Ces passages en mid tempo sont d’ailleurs très bien gérés et donnent du corps à cet album. Par exemple, sur « Lover » on a un passage assez expérimental au cours duquel on joue avec des effets électroniques, entre un solo et un genre de break mélodique. Ce même morceau commence sur un mélange de leads mélodiques et de guitare clean, qui se transforment d’un coup en saturation extrême, avant d’enchaîner sur un riff rapide et catchy.

Beaucoup de morceaux de l’album ont cette composition simple et efficace : une introduction calme, et un cœur de morceau fait de trémolos en alternance avec des riffs saccadés. Joey s’essaie par moments au chant semi-clair semi-hurlé, ce qui vient judicieusement casser la monotonie qui aurait pu s’installer sur ses lignes vocales. Joey finit souvent sur de longs soli mélodiques très touchants et très inspirés. L’album est ponctué de petits éclairs de génies qui relèvent encore plus le niveau, comme sur le riff final de « While Flower Die », qui sonne un peu post-black et conclut magnifiquement le morceau.

Quant à elle, la production correspond très bien à cet esprit sauvage qu’essaie de mettre en place Joey dans son projet. Les guitares sonnent très tranchantes, mais sans agresser les oreilles, ce qui donne un son très accessible tout en gardant une touche raw malgré tout. La basse, quant à elle, est audible, mais a tendance à se faire un peu manger par la guitare rythmique, tandis que la batterie est un peu reléguée à un fond sonore lointain. Mais ce n’est pas choquant, Joey a sans doute volontairement mis en avant les guitares et sa voix dans le mix, ce qui est un choix défendable.

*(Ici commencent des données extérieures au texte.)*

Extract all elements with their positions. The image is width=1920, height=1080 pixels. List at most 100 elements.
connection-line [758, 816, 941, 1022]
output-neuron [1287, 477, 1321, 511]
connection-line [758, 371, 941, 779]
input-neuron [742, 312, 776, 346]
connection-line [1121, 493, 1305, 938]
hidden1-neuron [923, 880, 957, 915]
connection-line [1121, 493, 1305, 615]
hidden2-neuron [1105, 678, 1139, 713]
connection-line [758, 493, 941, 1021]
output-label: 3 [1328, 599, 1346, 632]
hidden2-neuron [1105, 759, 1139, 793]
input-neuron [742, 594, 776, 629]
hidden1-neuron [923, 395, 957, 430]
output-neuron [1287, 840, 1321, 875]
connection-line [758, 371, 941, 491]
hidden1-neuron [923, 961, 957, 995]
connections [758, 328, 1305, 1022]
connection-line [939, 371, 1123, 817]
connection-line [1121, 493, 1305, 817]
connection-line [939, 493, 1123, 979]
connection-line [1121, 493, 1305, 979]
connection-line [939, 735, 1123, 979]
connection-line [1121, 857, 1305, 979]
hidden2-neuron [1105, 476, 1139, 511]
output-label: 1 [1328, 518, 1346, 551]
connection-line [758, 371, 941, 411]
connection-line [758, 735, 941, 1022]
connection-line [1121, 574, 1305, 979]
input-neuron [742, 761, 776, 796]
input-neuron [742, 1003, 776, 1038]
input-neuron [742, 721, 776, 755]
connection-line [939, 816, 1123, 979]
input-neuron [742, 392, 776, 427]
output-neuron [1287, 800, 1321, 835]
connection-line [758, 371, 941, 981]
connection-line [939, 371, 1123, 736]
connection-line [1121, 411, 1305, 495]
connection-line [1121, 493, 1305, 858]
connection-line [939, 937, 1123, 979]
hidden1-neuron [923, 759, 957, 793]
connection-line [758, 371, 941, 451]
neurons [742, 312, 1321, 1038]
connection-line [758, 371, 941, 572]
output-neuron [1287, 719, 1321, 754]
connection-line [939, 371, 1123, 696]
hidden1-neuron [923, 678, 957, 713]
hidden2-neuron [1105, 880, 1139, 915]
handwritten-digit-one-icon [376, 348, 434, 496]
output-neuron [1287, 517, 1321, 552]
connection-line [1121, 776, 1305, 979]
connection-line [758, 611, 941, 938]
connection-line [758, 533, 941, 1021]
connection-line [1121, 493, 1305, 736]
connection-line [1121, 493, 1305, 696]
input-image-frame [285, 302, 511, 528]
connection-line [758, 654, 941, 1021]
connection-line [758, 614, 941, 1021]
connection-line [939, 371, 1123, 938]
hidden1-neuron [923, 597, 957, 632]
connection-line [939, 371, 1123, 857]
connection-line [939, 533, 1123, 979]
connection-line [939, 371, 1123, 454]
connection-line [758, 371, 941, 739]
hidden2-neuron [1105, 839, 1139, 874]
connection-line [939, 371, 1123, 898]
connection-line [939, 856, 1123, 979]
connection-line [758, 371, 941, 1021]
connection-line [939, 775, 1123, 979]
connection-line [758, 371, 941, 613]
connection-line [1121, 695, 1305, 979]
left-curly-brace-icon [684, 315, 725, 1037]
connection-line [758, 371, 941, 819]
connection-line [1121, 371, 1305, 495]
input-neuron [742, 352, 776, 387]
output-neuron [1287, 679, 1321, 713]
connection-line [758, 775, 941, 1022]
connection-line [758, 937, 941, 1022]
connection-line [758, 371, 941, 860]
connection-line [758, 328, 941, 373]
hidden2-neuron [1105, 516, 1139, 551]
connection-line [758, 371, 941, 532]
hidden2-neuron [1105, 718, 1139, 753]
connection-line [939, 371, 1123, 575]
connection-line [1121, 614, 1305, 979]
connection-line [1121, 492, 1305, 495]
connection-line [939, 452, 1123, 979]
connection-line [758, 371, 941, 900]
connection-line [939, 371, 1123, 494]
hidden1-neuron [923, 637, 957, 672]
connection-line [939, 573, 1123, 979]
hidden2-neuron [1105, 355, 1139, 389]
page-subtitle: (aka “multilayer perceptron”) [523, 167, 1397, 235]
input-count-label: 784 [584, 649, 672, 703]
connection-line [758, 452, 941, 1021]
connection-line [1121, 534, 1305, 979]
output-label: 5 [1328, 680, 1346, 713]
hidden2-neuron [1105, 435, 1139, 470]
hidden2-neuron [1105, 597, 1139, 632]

On a donc un album efficace, presque catchy, mélodique et puissant. L’ensemble semble assez répétitif de prime abord, mais il ne tombe pourtant presque jamais dans la monotonie. Cet album va vous plaire si vous cherchez l’efficacité et la puissance avant l’innovation. On peut cependant saluer la démarche qui consiste à inclure des influences presque post-black et d’autres influences old school dans le même album. Allez donc explorer cette forêt qu’est Forever Resonating In Blood. Redevenez un animal sauvage et quittez la civilisation quelques temps, laissez vous porter et suivez ces pattes d’ours.